Les pièces du procès démontrent que c’était Arrighone qui avait poussé Osio à séduire la sœur Virginie. Osio, en effet, s’était précédemment rendu coupable d’un meurtre et redoutait que sœur Virginie de Leyva, cousine des princes d’Ascoli et maîtresse féodale de tout le district de Monza, n’attirât sur sa tête un terrible châtiment. Il fit part de ses appréhensions à Arrighone au tribunal de la pénitence.

« Vous voilà embarrassé pour peu de chose, répondit le prêtre confesseur à son pénitent. En vérité, je vous trouve naïf. Eh ! quoi, vous êtes jeune, vous êtes beau, riche, vous savez votre monde, et un si petit obstacle vous arrête ? Faites-vous donc aimer de sœur Virginie : ce sera désarmer l’ennemi. »
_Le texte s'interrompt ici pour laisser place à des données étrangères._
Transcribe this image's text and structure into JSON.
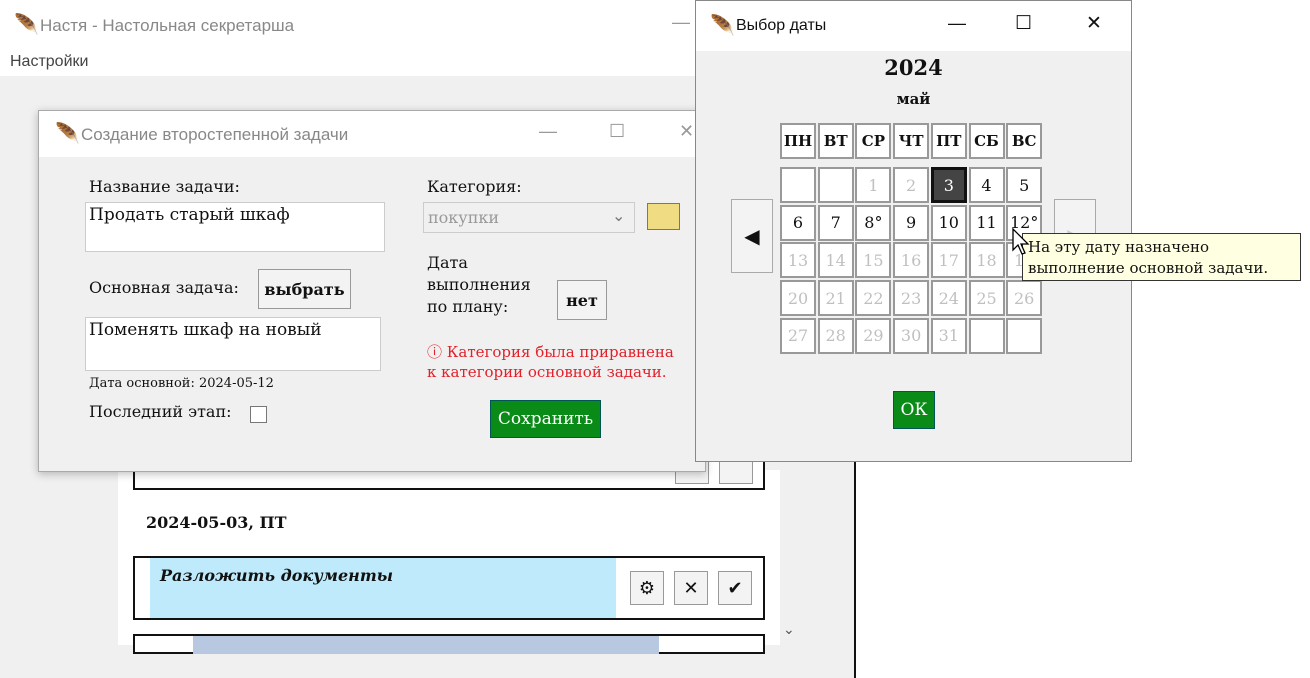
{
  "main": {
    "title": "Настя - Настольная секретарша",
    "menu": [
      "Настройки"
    ],
    "day_heading": "2024-05-03, ПТ",
    "task_label": "Разложить документы",
    "colors": {
      "task_bg": "#bfeafb",
      "task2_bg": "#b8c8e0"
    }
  },
  "dialog": {
    "title": "Создание второстепенной задачи",
    "name_label": "Название задачи:",
    "name_value": "Продать старый шкаф",
    "parent_label": "Основная задача:",
    "choose_button": "выбрать",
    "parent_value": "Поменять шкаф на новый",
    "parent_date": "Дата основной: 2024-05-12",
    "last_stage_label": "Последний этап:",
    "category_label": "Категория:",
    "category_value": "покупки",
    "category_color": "#f0dc82",
    "planned_date_label_1": "Дата",
    "planned_date_label_2": "выполнения",
    "planned_date_label_3": "по плану:",
    "planned_date_button": "нет",
    "warning_1": "ⓘ Категория была приравнена",
    "warning_2": "к категории основной задачи.",
    "save_button": "Сохранить"
  },
  "datepicker": {
    "title": "Выбор даты",
    "year": "2024",
    "month": "май",
    "weekdays": [
      "ПН",
      "ВТ",
      "СР",
      "ЧТ",
      "ПТ",
      "СБ",
      "ВС"
    ],
    "weeks": [
      [
        "",
        "",
        "1",
        "2",
        "3",
        "4",
        "5"
      ],
      [
        "6",
        "7",
        "8°",
        "9",
        "10",
        "11",
        "12°"
      ],
      [
        "13",
        "14",
        "15",
        "16",
        "17",
        "18",
        "19"
      ],
      [
        "20",
        "21",
        "22",
        "23",
        "24",
        "25",
        "26"
      ],
      [
        "27",
        "28",
        "29",
        "30",
        "31",
        "",
        ""
      ]
    ],
    "selected": "3",
    "ok_button": "ОК",
    "tooltip_1": "На эту дату назначено",
    "tooltip_2": "выполнение основной задачи."
  }
}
Osio se montre alors dans son jardin à sœur Virginie, vêtu de ses plus riches habits. La nonne le contemple et exprime à l’une de ses compagnes le ravissement où la jette l’aspect de ce beau cavalier. La religieuse, confidente de sœur Virginie, est la maîtresse et la pénitente du curé Arrighone. Celle-ci raconte la chose en confession, et le prêtre, ami de Osio, s’empresse de révéler le secret qui lui a été confié. Infraction au secret pénitentiel ! L’amoureux se trouvant encouragé par la confidence du prêtre, risque une déclaration brûlante et jette sa lettre dans le jardin du couvent. Virginie se montre d’abord scandalisée du procédé et renvoie l’épître à son auteur. Sœur Virginie fit les aveux suivants sur tout ce qui a trait à l’affaire : « Jean-Paul Osio était très lié d’amitié avec le prêtre Paul Arrighone ; il lui faisait des cadeaux et lui donnait de l’argent ; il le consulta, au tribunal de la pénitence, sur la conduite qu’il devait tenir pour me ramener à de meilleurs sentiments à son égard.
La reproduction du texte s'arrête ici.